Thirteen attorneys general asked Amazon to disclose the number of COVID-19 infections and deaths among its workers, data a top executive described as “not particularly useful” in an interview on “60 Minutes” that aired Sunday.
The attorneys general, including Washington’s, also sought details of health and safety measures put in place by Amazon and Whole Foods Market and evidence that the companies have complied with state paid sick leave laws. The attorneys general also urged Amazon to reinstate the unlimited unpaid time off policy it canceled at the beginning of the month. They cite local reporting on deaths of at least two Whole Foods workers — in Portland and Swampscott, Mass. — and say a failure to disclose material information to consumers could violate consumer protection laws.
“Amazon and Whole Foods must take every possible step to protect their employees and customers during the COVID-19 pandemic,” Massachusetts Attorney General Maura Healey said in a news release. “We again call on these companies to provide assurances that they are complying with state laws and federal guidance aimed at keeping essential workers safe during this crisis.”
Meanwhile, employees are looking ahead with trepidation to May 16, when Amazon’s $2-an-hour coronavirus pay increase is set to expire. Dave Clark, Amazon’s senior vice president of worldwide operations, said in the “60 minutes” interview that executives have not yet decided whether to extend the pay increases.
Amazon executives and spokespeople have consistently declined to disclose a tally of the pandemic’s toll on the company’s 935,000-person workforce. An employee in Indiana, Jana Jump, has tracked more than 600 cases and at least six deaths among the company’s workers.
“I don’t have the number right on me at this moment because it’s not a particularly useful number,” Clark said in the interview. He said infection rates among the company’s workers have been generally “just under” rates in surrounding communities.
The attorneys general want Amazon to provide infection tallies on a state-by-state basis.
They also asked for the company to document its compliance with state paid sick leave laws, and said in the letter they were “deeply disappointed” that Amazon has not offered more generous paid leave to employees, comparable to what’s available at companies with fewer than 500 employees under the Families First Corona Response Act.
Paid sick leave is among the demands Amazon workers have made in petitions, isolated walkouts and interviews during the pandemic.
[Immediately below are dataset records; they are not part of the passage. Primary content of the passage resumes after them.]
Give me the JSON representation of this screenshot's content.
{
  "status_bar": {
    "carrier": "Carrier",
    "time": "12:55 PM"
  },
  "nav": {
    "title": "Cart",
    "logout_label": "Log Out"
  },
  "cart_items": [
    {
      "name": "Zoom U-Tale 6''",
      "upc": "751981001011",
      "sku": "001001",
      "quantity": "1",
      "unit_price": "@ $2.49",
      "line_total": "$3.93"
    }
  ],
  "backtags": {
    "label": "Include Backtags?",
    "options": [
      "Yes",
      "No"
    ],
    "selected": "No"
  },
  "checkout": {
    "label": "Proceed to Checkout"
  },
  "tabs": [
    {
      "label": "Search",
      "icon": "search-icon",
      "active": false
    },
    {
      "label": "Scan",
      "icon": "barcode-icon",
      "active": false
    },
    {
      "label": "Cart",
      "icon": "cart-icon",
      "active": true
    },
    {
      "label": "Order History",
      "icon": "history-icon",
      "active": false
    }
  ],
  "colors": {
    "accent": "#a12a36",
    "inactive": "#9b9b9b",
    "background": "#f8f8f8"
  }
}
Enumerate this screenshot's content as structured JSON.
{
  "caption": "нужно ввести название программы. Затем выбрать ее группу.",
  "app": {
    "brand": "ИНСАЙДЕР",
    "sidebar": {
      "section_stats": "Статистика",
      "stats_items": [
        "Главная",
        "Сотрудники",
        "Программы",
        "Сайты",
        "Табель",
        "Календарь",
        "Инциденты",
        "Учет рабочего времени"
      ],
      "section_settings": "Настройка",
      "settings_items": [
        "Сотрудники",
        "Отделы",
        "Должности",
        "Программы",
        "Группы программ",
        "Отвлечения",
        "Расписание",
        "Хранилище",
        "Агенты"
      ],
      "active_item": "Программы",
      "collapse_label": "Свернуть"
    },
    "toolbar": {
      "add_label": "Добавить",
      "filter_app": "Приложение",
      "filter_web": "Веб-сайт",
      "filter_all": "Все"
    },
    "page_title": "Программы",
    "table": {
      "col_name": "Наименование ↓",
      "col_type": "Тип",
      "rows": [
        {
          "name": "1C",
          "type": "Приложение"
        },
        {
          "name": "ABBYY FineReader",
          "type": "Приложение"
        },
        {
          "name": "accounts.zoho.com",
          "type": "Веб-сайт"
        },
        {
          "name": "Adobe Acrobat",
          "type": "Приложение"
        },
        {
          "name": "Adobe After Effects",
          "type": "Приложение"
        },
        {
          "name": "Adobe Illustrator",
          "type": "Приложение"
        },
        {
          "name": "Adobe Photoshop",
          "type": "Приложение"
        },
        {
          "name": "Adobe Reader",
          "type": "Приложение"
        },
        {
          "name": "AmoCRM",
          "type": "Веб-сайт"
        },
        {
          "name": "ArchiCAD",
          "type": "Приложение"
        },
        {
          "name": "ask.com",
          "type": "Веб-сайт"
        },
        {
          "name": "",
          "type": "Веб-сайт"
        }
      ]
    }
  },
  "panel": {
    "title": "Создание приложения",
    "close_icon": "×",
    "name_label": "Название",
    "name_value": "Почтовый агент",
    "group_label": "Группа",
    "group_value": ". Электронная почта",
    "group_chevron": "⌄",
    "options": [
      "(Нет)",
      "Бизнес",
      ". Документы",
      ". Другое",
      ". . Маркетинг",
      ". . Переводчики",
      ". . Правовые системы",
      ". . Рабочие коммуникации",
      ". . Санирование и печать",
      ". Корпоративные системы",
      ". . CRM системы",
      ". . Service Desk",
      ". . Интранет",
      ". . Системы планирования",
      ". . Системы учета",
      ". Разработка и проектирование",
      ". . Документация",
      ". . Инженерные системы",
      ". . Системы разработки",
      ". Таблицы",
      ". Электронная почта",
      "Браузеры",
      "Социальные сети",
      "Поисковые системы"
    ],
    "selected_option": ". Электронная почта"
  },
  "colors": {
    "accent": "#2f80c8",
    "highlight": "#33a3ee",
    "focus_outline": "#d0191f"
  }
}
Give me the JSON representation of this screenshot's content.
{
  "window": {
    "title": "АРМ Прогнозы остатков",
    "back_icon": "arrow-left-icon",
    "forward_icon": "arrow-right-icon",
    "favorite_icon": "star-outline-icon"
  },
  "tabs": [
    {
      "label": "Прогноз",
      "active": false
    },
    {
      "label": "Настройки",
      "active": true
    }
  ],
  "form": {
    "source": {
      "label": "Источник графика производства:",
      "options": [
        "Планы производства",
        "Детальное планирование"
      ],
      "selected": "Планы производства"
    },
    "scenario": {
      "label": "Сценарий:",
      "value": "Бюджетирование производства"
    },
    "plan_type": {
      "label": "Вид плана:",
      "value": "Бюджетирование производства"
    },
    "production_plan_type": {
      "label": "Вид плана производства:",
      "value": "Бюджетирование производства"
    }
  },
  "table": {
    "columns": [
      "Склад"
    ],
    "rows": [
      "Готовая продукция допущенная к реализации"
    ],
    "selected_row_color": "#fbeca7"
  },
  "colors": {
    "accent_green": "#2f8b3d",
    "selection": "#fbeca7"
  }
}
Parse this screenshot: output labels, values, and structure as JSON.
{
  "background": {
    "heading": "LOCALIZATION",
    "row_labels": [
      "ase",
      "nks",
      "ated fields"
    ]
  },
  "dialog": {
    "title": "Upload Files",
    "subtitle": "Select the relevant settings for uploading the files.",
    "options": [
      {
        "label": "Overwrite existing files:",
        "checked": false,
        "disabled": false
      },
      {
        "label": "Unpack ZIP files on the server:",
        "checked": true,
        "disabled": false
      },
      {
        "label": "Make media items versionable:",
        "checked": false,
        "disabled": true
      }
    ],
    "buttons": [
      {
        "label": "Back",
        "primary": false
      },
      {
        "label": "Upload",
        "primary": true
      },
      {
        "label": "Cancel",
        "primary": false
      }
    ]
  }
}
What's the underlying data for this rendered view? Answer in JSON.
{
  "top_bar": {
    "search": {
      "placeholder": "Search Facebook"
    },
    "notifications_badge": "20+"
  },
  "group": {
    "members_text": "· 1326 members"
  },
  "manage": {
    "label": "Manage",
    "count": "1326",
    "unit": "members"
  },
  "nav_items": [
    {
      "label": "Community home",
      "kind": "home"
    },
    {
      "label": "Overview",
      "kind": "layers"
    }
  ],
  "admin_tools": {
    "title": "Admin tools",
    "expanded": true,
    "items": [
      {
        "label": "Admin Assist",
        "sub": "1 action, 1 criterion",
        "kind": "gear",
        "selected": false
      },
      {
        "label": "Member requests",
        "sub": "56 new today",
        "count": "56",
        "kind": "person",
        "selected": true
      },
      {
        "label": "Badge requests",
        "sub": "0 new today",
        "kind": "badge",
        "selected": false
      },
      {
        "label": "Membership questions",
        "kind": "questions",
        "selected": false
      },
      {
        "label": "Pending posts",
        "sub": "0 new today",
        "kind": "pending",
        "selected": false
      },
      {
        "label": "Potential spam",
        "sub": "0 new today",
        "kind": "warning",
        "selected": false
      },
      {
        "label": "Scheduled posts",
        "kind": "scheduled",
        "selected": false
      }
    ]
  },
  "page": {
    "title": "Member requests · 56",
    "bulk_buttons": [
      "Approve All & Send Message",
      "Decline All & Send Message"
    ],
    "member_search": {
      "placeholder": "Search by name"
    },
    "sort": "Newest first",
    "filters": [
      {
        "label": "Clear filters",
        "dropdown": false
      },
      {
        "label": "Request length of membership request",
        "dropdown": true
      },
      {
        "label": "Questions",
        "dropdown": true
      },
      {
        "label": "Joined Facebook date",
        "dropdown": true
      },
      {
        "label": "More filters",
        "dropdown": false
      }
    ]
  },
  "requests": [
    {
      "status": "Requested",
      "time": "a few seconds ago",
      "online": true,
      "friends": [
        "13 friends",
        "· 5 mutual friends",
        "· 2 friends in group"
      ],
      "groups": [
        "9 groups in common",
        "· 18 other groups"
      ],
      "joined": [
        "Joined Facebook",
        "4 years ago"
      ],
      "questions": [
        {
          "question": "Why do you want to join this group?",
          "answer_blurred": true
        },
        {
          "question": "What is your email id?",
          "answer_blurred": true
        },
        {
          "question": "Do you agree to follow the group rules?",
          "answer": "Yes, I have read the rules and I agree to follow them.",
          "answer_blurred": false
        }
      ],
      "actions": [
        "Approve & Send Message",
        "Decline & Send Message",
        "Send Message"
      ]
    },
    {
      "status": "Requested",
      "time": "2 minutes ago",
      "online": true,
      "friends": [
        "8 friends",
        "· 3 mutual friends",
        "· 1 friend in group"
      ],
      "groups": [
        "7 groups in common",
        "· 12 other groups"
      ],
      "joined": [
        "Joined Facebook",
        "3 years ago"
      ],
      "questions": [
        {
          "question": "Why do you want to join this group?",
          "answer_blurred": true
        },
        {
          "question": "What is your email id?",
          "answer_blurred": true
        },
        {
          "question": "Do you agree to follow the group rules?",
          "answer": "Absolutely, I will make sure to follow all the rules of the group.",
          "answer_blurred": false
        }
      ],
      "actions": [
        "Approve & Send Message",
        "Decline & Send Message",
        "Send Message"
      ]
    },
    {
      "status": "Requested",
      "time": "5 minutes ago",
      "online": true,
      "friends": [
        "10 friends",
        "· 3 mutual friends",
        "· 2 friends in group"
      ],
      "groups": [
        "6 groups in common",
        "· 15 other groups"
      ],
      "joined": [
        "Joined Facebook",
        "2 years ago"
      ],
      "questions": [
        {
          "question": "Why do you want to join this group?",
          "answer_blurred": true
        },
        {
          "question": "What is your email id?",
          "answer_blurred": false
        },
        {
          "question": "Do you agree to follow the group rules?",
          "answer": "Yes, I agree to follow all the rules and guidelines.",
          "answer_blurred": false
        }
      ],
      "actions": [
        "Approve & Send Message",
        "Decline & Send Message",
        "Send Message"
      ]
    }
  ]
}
The company has said employees diagnosed with COVID-19 or placed in quarantine would receive up to two weeks of pay. It also allows employees to apply for unpaid leaves of absence, but those who don’t qualify can now be fired if they don’t come to work out of safety concerns.
“If there’s no reason not to be at work and you choose to stay home … you’d have to use your unpaid time off or [use] your other paid time off options in order to remain at home,” Clark said in the “60 Minutes” interview. “And if you run out of all those options you would need to come back to work or yes, it would result in separation from [the] company.”
Amazon has detailed the health and safety measures it is implementing in response to the pandemic, and their costs — as much as $4 billion in the current quarter. Clark led a video tour of what appeared to be Amazon’s Kent fulfillment center, highlighting automated temperature scanners at the entrance, coronavirus testing on site, mobile hand-washing stations, disinfectant sprays and other measures.
“I think we’ve been early on the curve to this than most employers, particularly major employers in the U.S.,” Clark said.
The attorneys general suggest that the measures the company has taken are not being consistently deployed across Amazon’s hundreds of warehouses and grocery stores: “We are dismayed to have heard multiple reports of Amazon warehouses with inadequate PPE and hand sanitizer, inability to practice social distancing, limited opportunity to wash hands, and other deficiencies that put employees at risk.” They note that Amazon has attended immediately to specific health and safety concerns raised by some attorneys general individually.
In addition to those in Washington and Massachusetts, attorney general’s offices in Connecticut, Delaware, the District of Columbia, Illinois, Maryland, Michigan, Minnesota, New Mexico, New York, Oregon and Pennsylvania co-signed the letter, sent Monday to Amazon CEO Jeff Bezos and Whole Foods CEO John Mackey.